Editor’s note: Chris Hedges is on vacation. His weekly column will return with him later this month.

What happened to the American justice system? While it has always served the needs of some more than — and, it might be argued, at the expense of — others, there has been a shift in recent decades that mirrors similar movements in various realms of American society.

In this episode of “On Contact With Chris Hedges,” the show’s host and Truthdig columnist cuts right to the heart of the issue at hand in classic Hedges style. “Our courts and law schools have become wholly owned subsidiaries of the corporate state,” he says. “They have abandoned the guiding principles of justice.”

And Hedges doesn’t stop there in his unsparing take (-down): “The judiciary and legal profession serve the needs of the one percent — not the 99%,” he adds. “The rule of law has been inverted; it does not guard against the abuse of power but advances the interests of those with money, power and influence.”
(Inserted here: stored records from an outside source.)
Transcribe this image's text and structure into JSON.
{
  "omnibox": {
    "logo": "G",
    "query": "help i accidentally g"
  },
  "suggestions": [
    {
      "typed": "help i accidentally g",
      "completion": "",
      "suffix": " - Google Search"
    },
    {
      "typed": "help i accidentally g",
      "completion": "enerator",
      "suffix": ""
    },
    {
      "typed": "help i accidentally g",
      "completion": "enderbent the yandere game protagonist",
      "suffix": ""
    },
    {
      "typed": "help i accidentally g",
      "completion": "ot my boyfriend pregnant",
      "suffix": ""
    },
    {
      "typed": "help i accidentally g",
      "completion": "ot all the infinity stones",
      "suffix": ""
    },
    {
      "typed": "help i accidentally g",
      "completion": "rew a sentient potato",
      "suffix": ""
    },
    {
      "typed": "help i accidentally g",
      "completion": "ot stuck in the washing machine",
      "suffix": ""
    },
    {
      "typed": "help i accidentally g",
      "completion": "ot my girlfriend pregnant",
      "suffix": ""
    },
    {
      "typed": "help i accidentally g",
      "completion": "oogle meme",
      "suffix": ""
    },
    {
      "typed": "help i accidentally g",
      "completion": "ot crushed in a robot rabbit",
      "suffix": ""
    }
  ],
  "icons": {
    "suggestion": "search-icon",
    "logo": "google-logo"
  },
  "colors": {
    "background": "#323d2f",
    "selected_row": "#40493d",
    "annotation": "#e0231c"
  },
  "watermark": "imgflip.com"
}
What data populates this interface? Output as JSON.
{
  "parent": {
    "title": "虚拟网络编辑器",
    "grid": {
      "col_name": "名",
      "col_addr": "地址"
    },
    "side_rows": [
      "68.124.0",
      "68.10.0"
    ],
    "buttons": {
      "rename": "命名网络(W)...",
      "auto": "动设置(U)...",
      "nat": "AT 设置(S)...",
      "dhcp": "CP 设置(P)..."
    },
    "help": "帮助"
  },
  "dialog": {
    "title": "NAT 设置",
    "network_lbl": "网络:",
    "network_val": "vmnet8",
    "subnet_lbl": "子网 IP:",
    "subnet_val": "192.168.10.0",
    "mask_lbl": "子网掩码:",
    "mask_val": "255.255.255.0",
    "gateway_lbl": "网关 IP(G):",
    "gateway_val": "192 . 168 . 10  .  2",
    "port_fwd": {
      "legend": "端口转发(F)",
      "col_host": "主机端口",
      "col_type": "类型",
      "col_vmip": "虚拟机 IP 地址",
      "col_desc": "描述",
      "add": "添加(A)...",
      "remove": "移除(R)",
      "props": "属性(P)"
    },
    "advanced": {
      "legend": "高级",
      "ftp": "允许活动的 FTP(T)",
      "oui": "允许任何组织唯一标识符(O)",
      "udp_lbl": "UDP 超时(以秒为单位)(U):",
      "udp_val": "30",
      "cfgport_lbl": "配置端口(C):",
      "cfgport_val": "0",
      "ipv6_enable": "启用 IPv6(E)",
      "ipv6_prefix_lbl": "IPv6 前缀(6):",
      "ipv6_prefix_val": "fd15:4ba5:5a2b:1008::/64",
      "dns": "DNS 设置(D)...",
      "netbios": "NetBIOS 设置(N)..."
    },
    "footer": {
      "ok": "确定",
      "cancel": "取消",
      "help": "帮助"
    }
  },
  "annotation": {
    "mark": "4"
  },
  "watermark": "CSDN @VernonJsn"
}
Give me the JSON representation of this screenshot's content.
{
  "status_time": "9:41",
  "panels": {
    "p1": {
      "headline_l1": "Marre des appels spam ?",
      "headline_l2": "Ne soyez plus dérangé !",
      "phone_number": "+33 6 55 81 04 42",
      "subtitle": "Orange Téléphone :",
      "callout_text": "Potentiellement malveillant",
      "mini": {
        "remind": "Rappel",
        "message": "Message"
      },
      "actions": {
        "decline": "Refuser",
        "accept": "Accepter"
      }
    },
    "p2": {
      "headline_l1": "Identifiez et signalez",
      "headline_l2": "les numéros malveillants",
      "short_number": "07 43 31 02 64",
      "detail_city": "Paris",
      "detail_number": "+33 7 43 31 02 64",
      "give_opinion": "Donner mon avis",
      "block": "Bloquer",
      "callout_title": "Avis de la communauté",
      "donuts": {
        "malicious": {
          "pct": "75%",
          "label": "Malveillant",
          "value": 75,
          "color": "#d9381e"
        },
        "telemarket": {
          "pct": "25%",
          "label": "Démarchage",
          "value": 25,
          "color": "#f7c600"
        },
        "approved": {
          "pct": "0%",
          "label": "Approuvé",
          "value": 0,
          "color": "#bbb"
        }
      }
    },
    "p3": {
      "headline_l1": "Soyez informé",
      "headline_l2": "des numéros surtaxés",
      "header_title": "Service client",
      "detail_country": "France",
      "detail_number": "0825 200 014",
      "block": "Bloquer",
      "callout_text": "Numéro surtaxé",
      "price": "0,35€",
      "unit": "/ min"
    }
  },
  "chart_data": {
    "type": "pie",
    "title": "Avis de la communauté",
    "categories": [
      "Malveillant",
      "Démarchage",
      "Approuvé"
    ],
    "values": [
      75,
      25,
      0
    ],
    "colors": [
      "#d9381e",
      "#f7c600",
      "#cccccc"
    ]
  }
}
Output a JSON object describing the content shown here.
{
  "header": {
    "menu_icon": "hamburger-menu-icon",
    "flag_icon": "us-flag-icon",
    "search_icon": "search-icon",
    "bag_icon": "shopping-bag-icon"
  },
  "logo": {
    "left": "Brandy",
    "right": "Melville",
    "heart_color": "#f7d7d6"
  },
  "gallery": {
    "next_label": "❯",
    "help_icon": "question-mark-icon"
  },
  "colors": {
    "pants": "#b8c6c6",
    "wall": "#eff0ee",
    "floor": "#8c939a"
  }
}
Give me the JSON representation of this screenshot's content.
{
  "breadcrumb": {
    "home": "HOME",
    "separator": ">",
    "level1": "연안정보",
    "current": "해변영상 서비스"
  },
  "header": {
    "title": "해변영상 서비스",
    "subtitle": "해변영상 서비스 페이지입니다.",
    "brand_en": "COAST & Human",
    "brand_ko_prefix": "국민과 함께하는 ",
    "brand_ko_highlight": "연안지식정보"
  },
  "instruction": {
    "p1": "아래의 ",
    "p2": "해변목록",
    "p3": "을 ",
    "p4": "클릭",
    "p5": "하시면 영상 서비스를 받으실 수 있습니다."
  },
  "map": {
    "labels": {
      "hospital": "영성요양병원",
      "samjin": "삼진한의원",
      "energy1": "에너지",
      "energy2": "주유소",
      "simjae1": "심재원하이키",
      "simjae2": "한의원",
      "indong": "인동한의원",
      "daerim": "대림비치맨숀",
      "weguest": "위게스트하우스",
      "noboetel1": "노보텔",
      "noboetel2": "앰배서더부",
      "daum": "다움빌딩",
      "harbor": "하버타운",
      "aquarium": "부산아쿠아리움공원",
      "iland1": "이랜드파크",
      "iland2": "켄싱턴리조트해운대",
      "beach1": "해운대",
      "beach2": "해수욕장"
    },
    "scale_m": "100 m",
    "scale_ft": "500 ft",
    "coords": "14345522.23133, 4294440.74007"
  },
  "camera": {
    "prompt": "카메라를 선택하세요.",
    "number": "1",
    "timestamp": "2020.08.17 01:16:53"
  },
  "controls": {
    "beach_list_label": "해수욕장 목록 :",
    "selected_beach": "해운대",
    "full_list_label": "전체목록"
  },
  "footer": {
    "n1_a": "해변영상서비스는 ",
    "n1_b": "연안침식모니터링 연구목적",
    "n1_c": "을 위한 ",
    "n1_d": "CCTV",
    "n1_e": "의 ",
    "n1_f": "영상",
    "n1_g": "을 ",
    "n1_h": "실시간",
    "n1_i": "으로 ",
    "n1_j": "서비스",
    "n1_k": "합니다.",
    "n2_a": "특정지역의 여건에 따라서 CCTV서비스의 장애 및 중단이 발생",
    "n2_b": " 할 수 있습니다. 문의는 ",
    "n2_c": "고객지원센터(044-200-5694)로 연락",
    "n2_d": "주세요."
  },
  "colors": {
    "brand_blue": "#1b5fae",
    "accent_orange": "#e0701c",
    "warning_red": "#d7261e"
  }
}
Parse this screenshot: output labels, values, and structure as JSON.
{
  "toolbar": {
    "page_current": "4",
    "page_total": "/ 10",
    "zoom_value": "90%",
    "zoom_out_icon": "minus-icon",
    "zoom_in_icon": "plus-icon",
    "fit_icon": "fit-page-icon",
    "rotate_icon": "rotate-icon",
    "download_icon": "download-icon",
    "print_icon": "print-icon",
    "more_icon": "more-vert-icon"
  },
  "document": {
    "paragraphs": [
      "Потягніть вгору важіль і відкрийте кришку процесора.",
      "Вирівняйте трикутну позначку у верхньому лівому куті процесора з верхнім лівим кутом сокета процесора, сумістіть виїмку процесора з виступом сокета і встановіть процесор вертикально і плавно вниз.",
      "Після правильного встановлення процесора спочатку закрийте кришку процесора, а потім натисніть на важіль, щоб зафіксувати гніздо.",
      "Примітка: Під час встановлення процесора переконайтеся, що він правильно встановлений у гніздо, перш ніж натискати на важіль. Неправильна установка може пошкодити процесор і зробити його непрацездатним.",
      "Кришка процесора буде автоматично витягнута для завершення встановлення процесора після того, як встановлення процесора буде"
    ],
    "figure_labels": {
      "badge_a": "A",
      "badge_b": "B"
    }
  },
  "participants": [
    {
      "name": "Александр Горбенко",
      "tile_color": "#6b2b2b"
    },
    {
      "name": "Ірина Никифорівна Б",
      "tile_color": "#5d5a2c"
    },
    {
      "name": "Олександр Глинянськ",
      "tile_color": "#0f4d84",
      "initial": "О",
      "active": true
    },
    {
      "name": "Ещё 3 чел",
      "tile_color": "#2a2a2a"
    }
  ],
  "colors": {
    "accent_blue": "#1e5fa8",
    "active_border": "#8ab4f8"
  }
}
Joining Hedges to bring additional experience and perspective to this critical conversation is legal scholar Edgar S. Cahn, who includes on his resume such qualifications as law professor, former counsel and speechwriter to Robert F. Kennedy and co-founder of the Antioch School of Law. Cahn also doesn’t tarry en route to his thesis statement:

“I think the American legal system has been captured by the same focus on money and billable hours that we see pervading every domain,” Cahn begins, “whether it’s teachers and test scores, whether it’s [megachurches]. … So I see us involved in what I call a ‘Midas monoculture’ — where you live in a monoculture, and a monoculture is very profitable until it collapses.”